On one high-profile issue that the administration and conservative critics see as an easy target — the use of racial preferences in college admissions — elite colleges have been stunningly out of touch. And predictably, countermeasures have begun: The Department of Justice is already investigating admissions at Stanford University and the University of California’s Berkeley, Irvine, and Los Angeles campuses.
I’ve been writing about admissions for more than three decades, and over that time I’ve visited dozens of campuses. I frequently ask audience members to raise their hands if they oppose racial preferences. Very few hands go up. Often none do. When I next cite Pew Research polling showing that 74 percent of Americans, including a majority of people of color, oppose the consideration of race, my audiences seem surprised.
Maybe the American public is cold-hearted and doesn’t care about racial justice the way right-thinking people in elite colleges do? The polls contradict that as well: Americans support racial diversity, they just don’t think racial preferences are the right way to accomplish that goal. Instead, Americans support, by a substantial margin, colleges giving a break to economically disadvantaged students of all races, a disproportionate share of whom are Black and Hispanic.

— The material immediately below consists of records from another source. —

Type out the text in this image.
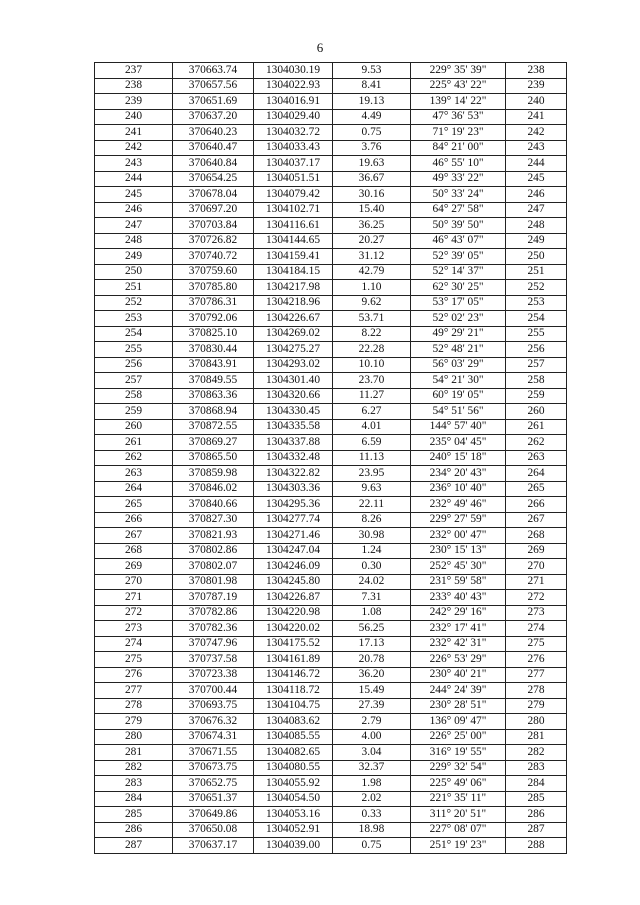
6
237	370663.74	1304030.19	9.53	229° 35' 39"	238
238	370657.56	1304022.93	8.41	225° 43' 22"	239
239	370651.69	1304016.91	19.13	139° 14' 22"	240
240	370637.20	1304029.40	4.49	47° 36' 53"	241
241	370640.23	1304032.72	0.75	71° 19' 23"	242
242	370640.47	1304033.43	3.76	84° 21' 00"	243
243	370640.84	1304037.17	19.63	46° 55' 10"	244
244	370654.25	1304051.51	36.67	49° 33' 22"	245
245	370678.04	1304079.42	30.16	50° 33' 24"	246
246	370697.20	1304102.71	15.40	64° 27' 58"	247
247	370703.84	1304116.61	36.25	50° 39' 50"	248
248	370726.82	1304144.65	20.27	46° 43' 07"	249
249	370740.72	1304159.41	31.12	52° 39' 05"	250
250	370759.60	1304184.15	42.79	52° 14' 37"	251
251	370785.80	1304217.98	1.10	62° 30' 25"	252
252	370786.31	1304218.96	9.62	53° 17' 05"	253
253	370792.06	1304226.67	53.71	52° 02' 23"	254
254	370825.10	1304269.02	8.22	49° 29' 21"	255
255	370830.44	1304275.27	22.28	52° 48' 21"	256
256	370843.91	1304293.02	10.10	56° 03' 29"	257
257	370849.55	1304301.40	23.70	54° 21' 30"	258
258	370863.36	1304320.66	11.27	60° 19' 05"	259
259	370868.94	1304330.45	6.27	54° 51' 56"	260
260	370872.55	1304335.58	4.01	144° 57' 40"	261
261	370869.27	1304337.88	6.59	235° 04' 45"	262
262	370865.50	1304332.48	11.13	240° 15' 18"	263
263	370859.98	1304322.82	23.95	234° 20' 43"	264
264	370846.02	1304303.36	9.63	236° 10' 40"	265
265	370840.66	1304295.36	22.11	232° 49' 46"	266
266	370827.30	1304277.74	8.26	229° 27' 59"	267
267	370821.93	1304271.46	30.98	232° 00' 47"	268
268	370802.86	1304247.04	1.24	230° 15' 13"	269
269	370802.07	1304246.09	0.30	252° 45' 30"	270
270	370801.98	1304245.80	24.02	231° 59' 58"	271
271	370787.19	1304226.87	7.31	233° 40' 43"	272
272	370782.86	1304220.98	1.08	242° 29' 16"	273
273	370782.36	1304220.02	56.25	232° 17' 41"	274
274	370747.96	1304175.52	17.13	232° 42' 31"	275
275	370737.58	1304161.89	20.78	226° 53' 29"	276
276	370723.38	1304146.72	36.20	230° 40' 21"	277
277	370700.44	1304118.72	15.49	244° 24' 39"	278
278	370693.75	1304104.75	27.39	230° 28' 51"	279
279	370676.32	1304083.62	2.79	136° 09' 47"	280
280	370674.31	1304085.55	4.00	226° 25' 00"	281
281	370671.55	1304082.65	3.04	316° 19' 55"	282
282	370673.75	1304080.55	32.37	229° 32' 54"	283
283	370652.75	1304055.92	1.98	225° 49' 06"	284
284	370651.37	1304054.50	2.02	221° 35' 11"	285
285	370649.86	1304053.16	0.33	311° 20' 51"	286
286	370650.08	1304052.91	18.98	227° 08' 07"	287
287	370637.17	1304039.00	0.75	251° 19' 23"	288
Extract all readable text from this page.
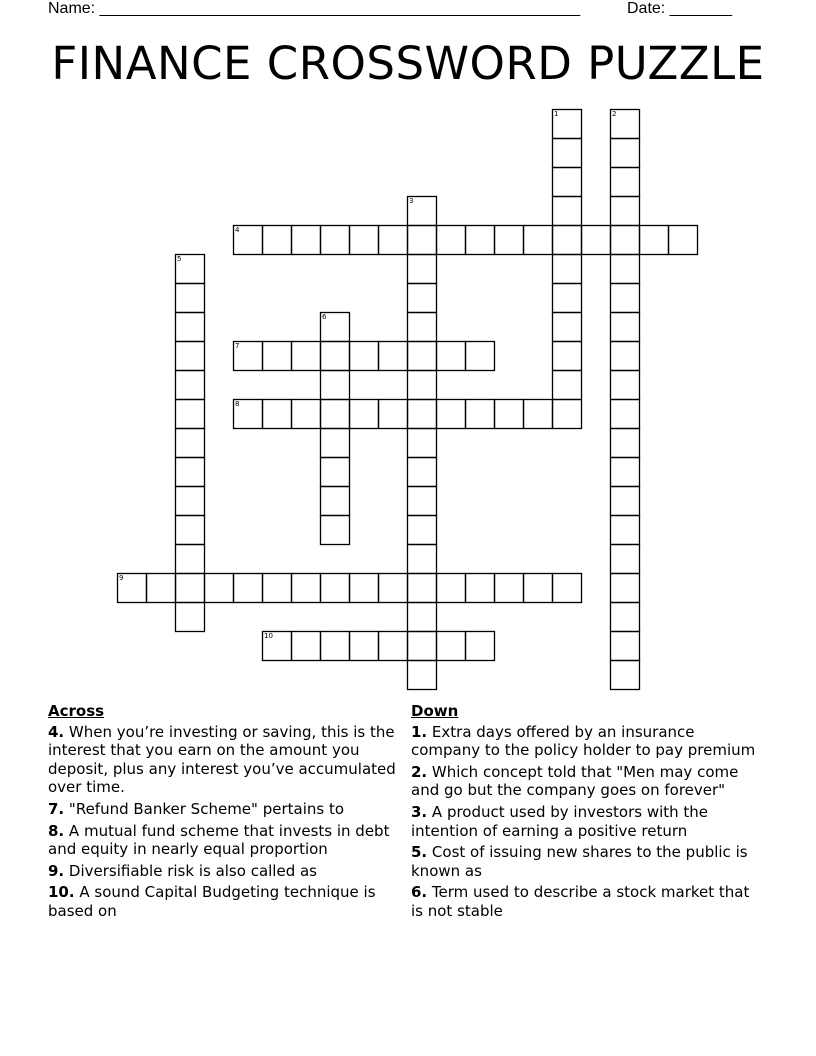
Name: ______________________________________________________	Date: _______
FINANCE CROSSWORD PUZZLE
1	2
3
4
5
6
7
8
9
10
Across
4. When you’re investing or saving, this is the interest that you earn on the amount you deposit, plus any interest you’ve accumulated over time.
7. "Refund Banker Scheme" pertains to
8. A mutual fund scheme that invests in debt and equity in nearly equal proportion
9. Diversifiable risk is also called as
10. A sound Capital Budgeting technique is based on
Down
1. Extra days offered by an insurance company to the policy holder to pay premium
2. Which concept told that "Men may come and go but the company goes on forever"
3. A product used by investors with the intention of earning a positive return
5. Cost of issuing new shares to the public is known as
6. Term used to describe a stock market that is not stable
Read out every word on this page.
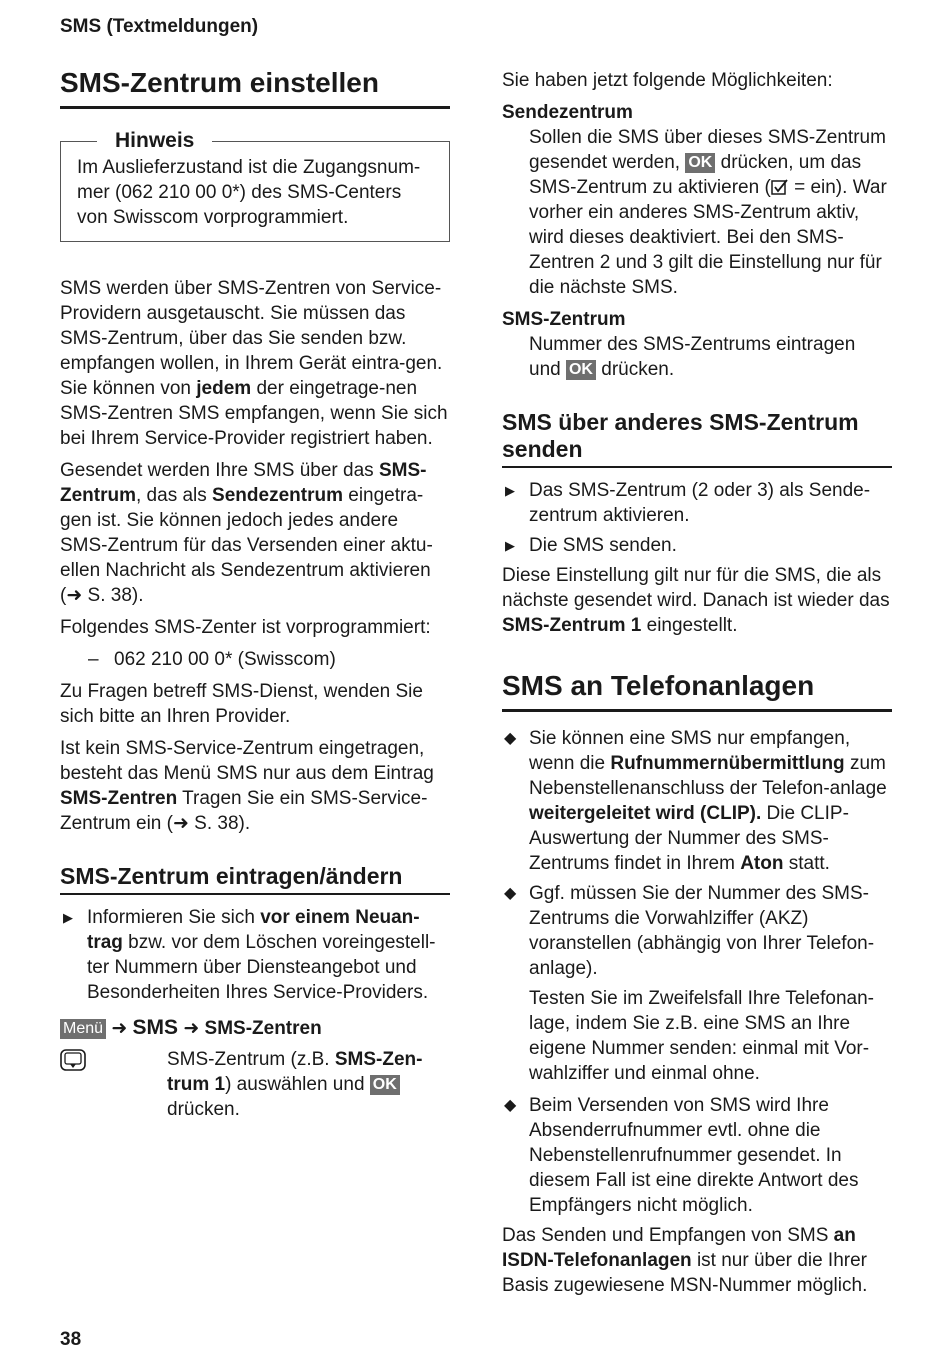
SMS (Textmeldungen)
SMS-Zentrum einstellen
Hinweis
Im Auslieferzustand ist die Zugangsnum-mer (062 210 00 0*) des SMS-Centers von Swisscom vorprogrammiert.

SMS werden über SMS-Zentren von Service-Providern ausgetauscht. Sie müssen das SMS-Zentrum, über das Sie senden bzw. empfangen wollen, in Ihrem Gerät eintra-gen. Sie können von jedem der eingetrage-nen SMS-Zentren SMS empfangen, wenn Sie sich bei Ihrem Service-Provider registriert haben.

Gesendet werden Ihre SMS über das SMS-Zentrum, das als Sendezentrum eingetra-gen ist. Sie können jedoch jedes andere SMS-Zentrum für das Versenden einer aktu-ellen Nachricht als Sendezentrum aktivieren (➜ S. 38).

Folgendes SMS-Zenter ist vorprogrammiert:

– 062 210 00 0* (Swisscom)

Zu Fragen betreff SMS-Dienst, wenden Sie sich bitte an Ihren Provider.

Ist kein SMS-Service-Zentrum eingetragen, besteht das Menü SMS nur aus dem Eintrag SMS-Zentren Tragen Sie ein SMS-Service-Zentrum ein (➜ S. 38).

SMS-Zentrum eintragen/ändern
▶ Informieren Sie sich vor einem Neuan-trag bzw. vor dem Löschen voreingestell-ter Nummern über Diensteangebot und Besonderheiten Ihres Service-Providers.
Menü ➜ SMS ➜ SMS-Zentren
SMS-Zentrum (z.B. SMS-Zen-trum 1) auswählen und OK
drücken.

Sie haben jetzt folgende Möglichkeiten:

Sendezentrum

Sollen die SMS über dieses SMS-Zentrum gesendet werden, OK drücken, um das SMS-Zentrum zu aktivieren ( = ein). War vorher ein anderes SMS-Zentrum aktiv, wird dieses deaktiviert. Bei den SMS-Zentren 2 und 3 gilt die Einstellung nur für die nächste SMS.

SMS-Zentrum

Nummer des SMS-Zentrums eintragen und OK drücken.

SMS über anderes SMS-Zentrum senden
▶ Das SMS-Zentrum (2 oder 3) als Sende-zentrum aktivieren.
▶ Die SMS senden.

Diese Einstellung gilt nur für die SMS, die als nächste gesendet wird. Danach ist wieder das SMS-Zentrum 1 eingestellt.

SMS an Telefonanlagen
◆ Sie können eine SMS nur empfangen, wenn die Rufnummernübermittlung zum Nebenstellenanschluss der Telefon-anlage weitergeleitet wird (CLIP). Die CLIP-Auswertung der Nummer des SMS-Zentrums findet in Ihrem Aton statt.
◆ Ggf. müssen Sie der Nummer des SMS-Zentrums die Vorwahlziffer (AKZ) voranstellen (abhängig von Ihrer Telefon-anlage).

Testen Sie im Zweifelsfall Ihre Telefonan-lage, indem Sie z.B. eine SMS an Ihre eigene Nummer senden: einmal mit Vor-wahlziffer und einmal ohne.

◆ Beim Versenden von SMS wird Ihre Absenderrufnummer evtl. ohne die Nebenstellenrufnummer gesendet. In diesem Fall ist eine direkte Antwort des Empfängers nicht möglich.

Das Senden und Empfangen von SMS an ISDN-Telefonanlagen ist nur über die Ihrer Basis zugewiesene MSN-Nummer möglich.

38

This approach does not ignore America’s history of racial oppression. It is precisely because of that history that Black and Hispanic Americans are more likely to find themselves in America’s lower socioeconomic brackets. Moreover, as I argue in my new book, Class Matters, the strong political support for economic rather than racial affirmative action makes sense given profound changes in American society over the past half century or more.